At Southeastern Guide Dogs, we deliver over 250 puppies each year, so our whelping team stays busy. Under the guidance of staff veterinarians Dr. Sharon Pindar and Dr. Kevin Conrad, this caring and well-trained team is always ready to help our future superheroes arrive and be with our moms at every step. Staffed 24 hours a day, seven days a week, the whelping team is prepared and ready.

Our moms-to-be are part of our breeder program and live with volunteer host families in private homes until about a week before their due dates. At this time, they return to campus and are checked in to a private whelping room inside our Whelping and Neonatal Care Wing in our Puppy Academy. These rooms provide a comfortable and sterile environment where our moms deliver their puppies.


One of Connie’s puppies at just one week old. Puppies start getting handled and loved by staff starting at birth. [Pictured: Newborn puppy with its eyes closed and tongue sticking out is held by hands.]

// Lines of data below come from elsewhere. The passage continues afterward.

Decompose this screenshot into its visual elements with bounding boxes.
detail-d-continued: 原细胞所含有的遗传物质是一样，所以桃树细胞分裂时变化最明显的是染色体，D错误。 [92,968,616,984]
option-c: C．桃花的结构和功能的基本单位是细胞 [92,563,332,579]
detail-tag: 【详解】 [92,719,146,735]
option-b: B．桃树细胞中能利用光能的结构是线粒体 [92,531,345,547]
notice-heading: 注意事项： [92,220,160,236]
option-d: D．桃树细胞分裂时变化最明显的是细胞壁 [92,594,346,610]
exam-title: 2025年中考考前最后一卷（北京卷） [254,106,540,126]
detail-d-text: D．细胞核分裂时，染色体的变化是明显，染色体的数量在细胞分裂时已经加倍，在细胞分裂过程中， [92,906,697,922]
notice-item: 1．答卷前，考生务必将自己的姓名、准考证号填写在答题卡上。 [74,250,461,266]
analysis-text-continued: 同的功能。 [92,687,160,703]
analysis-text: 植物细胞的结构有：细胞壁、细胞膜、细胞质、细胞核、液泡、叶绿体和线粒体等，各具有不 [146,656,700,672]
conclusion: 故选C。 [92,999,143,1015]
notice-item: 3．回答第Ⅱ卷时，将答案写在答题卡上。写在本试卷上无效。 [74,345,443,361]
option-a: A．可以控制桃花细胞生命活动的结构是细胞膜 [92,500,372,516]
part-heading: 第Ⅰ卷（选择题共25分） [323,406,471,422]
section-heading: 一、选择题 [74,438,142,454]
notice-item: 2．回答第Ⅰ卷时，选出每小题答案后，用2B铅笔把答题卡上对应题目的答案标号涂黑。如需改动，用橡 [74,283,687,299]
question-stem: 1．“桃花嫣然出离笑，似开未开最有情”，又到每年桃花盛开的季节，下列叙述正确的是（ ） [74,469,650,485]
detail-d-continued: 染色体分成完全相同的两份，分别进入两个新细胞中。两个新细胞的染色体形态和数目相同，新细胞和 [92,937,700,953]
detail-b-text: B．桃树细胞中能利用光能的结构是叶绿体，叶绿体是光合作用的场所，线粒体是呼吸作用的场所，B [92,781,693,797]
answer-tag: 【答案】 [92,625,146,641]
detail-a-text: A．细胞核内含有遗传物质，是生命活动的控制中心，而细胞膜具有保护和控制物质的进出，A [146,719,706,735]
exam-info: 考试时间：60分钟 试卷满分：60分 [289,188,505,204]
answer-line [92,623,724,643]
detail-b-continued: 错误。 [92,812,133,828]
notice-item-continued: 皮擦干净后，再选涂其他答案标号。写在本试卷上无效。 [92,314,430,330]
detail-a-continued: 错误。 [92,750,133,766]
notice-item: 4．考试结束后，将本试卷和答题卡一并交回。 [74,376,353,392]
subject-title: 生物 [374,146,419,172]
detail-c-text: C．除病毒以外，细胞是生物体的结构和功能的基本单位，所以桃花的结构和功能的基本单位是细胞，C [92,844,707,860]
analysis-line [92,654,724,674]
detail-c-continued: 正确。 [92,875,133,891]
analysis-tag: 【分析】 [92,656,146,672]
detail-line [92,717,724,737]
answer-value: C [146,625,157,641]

When she arrives, each mom receives a full physical exam and an X-ray to determine a “puppy count.” As the due date approaches, the team uses ultrasound to check the pups’ fetal heart rates, and bloodwork helps forecast and fine-tune an expected delivery date. At the first signs of labor, a team member stays in the room with mom at all times until after the delivery. Mother Nature often needs no assistance, but we are always there to give her a reassuring paw.

The average whelp takes about six hours, depending on the number of pups in the litter. If any issues occur, our veterinarians are a phone call away. If the need arises for a caesarean section, the procedure takes place here on campus in our state-of-the-art veterinary center.

When the puppies are born, the whelper weighs each baby and ties on a tiny colored ribbon, with each color representing the birth order and used for future identification. Each pup is given time to meet their mom and nurse, and then they are placed in an incubator to keep warm while mom is busy giving birth to their brothers and sisters.

After whelping, mom and pups are monitored closely as the veterinary and whelping teams make sure that everyone is healthy. The puppies are weighed two to three times per day for the first week to ensure everyone is thriving. While pups are fully weaned at six weeks, they remain with mom for nurture until seven weeks.

Meanwhile, mom’s host family is encouraged to visit throughout the process so moms don’t get homesick. When pups are seven weeks old, the family takes mom home again. By this time, puppies are well into their puppy preschool education program and mom is ready for her home routine again.

Laying a strong foundation for our future superheroes may seem like a big job, but it’s a labor of love!